When crafting a felony sentence, Judges in Alabama have several options, including suspended sentences, split sentences, or sentences to serve time in prison. The Judge's options depend on the charge. For instance, sex offenses involving a child are ineligible for a split sentence. For this week's tip, we will focus on Split sentences on class A and B felonies and a way the Judge can sentence a defendant to a split sentence without the person serving prison time.
Normally, if a person is ordered to serve a split sentence, then the person must serve straight time (day for day). For a sentence of 15 years or less a Judge can split a sentence up to 3 years. Put simply, the Judge cannot give someone more than 3 years to serve on a 15 year split. For a sentence of more than 15 years but less than 20 years, the Judge can sentence someone to serve a split up to 5 years and not less than 3 years. Again, in plain terms, for a 20 year sentence that means a defendant can get 3 to 5 years.

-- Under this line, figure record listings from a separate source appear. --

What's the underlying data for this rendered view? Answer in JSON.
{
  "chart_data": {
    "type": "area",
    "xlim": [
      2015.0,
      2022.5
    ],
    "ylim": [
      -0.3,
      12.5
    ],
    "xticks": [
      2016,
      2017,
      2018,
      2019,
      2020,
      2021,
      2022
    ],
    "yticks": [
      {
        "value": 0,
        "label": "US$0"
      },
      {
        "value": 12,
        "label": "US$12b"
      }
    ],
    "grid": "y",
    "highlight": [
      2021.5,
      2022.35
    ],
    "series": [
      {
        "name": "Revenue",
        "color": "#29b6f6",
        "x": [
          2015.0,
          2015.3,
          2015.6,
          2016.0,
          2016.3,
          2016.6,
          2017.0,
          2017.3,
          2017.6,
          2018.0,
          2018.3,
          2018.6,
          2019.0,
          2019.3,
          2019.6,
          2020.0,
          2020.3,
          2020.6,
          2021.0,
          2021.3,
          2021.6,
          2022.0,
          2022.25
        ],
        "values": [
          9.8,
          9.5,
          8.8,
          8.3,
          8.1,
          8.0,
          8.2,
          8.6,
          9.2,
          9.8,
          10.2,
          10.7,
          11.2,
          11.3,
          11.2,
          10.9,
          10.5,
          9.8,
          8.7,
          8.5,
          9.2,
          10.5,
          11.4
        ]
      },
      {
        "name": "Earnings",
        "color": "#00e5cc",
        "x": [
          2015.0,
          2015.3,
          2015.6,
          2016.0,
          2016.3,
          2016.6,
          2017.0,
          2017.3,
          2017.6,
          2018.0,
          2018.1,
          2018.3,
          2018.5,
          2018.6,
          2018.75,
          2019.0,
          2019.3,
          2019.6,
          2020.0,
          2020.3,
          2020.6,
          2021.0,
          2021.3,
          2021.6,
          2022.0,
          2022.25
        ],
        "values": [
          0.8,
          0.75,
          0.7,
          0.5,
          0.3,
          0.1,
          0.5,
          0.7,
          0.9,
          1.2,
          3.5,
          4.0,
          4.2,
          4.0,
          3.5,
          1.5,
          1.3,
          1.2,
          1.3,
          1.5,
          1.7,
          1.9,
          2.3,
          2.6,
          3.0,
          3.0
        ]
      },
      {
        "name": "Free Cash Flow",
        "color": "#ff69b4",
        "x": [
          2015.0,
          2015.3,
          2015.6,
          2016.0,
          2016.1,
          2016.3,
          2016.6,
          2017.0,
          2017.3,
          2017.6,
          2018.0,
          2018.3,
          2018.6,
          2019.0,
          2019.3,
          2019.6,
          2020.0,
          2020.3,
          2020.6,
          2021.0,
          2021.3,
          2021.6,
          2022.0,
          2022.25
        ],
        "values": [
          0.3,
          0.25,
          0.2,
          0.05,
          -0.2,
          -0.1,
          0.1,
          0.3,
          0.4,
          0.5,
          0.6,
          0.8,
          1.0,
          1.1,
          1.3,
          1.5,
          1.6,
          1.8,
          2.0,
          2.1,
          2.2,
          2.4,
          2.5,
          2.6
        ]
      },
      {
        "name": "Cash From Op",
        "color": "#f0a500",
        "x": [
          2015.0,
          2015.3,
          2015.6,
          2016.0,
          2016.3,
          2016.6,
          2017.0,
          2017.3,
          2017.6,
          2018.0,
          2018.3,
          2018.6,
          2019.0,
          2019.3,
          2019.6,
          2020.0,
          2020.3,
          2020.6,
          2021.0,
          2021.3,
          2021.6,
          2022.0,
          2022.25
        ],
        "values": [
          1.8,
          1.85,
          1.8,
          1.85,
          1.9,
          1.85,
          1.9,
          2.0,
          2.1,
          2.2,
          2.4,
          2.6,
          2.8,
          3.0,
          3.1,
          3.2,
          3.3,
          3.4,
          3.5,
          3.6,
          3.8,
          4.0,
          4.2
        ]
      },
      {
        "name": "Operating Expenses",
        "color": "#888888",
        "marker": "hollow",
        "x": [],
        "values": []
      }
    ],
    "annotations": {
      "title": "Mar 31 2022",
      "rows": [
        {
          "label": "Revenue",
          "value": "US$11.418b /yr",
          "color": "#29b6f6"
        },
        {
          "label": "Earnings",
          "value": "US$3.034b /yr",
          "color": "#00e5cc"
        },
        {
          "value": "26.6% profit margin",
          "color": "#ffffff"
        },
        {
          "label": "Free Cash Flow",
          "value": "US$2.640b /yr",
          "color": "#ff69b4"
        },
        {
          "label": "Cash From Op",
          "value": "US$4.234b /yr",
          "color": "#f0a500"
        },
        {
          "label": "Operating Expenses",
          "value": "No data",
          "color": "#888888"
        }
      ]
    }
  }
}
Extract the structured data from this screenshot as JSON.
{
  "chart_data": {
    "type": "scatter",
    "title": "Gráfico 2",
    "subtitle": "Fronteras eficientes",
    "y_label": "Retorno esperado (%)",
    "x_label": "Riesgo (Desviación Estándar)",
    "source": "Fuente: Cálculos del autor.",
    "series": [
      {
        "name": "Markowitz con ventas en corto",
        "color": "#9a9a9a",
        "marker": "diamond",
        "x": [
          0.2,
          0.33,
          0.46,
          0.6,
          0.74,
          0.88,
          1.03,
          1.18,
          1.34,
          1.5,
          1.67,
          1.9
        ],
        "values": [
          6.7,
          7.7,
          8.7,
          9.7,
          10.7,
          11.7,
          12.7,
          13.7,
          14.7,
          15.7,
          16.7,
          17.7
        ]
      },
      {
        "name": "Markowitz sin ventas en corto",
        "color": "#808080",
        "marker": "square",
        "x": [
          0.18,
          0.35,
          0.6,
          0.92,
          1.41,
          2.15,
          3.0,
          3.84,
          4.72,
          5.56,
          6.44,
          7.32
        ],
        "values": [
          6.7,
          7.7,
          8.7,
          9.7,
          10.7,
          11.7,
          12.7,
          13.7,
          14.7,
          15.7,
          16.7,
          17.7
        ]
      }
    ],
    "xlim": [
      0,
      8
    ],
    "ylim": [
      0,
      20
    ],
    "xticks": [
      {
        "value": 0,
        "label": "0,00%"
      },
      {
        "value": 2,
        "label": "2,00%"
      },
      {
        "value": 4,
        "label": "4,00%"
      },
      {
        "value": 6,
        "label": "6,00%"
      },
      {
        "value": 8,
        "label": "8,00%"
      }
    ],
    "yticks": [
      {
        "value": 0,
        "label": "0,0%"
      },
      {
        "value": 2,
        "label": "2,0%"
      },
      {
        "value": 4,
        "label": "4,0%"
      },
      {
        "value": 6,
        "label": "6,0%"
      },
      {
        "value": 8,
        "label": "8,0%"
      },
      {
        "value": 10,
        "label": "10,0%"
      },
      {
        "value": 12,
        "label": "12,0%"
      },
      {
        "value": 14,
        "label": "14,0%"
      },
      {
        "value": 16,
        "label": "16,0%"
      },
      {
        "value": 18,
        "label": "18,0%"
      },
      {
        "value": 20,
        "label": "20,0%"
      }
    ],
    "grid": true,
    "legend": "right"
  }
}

Fortunately, there is a provision in the Split Sentencing Act that gives Judges the discretion to suspend the minimum period of confinement (the day for day time discussed above) and place a defendant on probation. See Ex Parte McCormick, 932 So. 2d 124 (Ala. 2005). This means, even on a split sentence, there is a chance the Court will allow the defendant to go on probation on the front end, and assuming there are no violations, stay out on probation.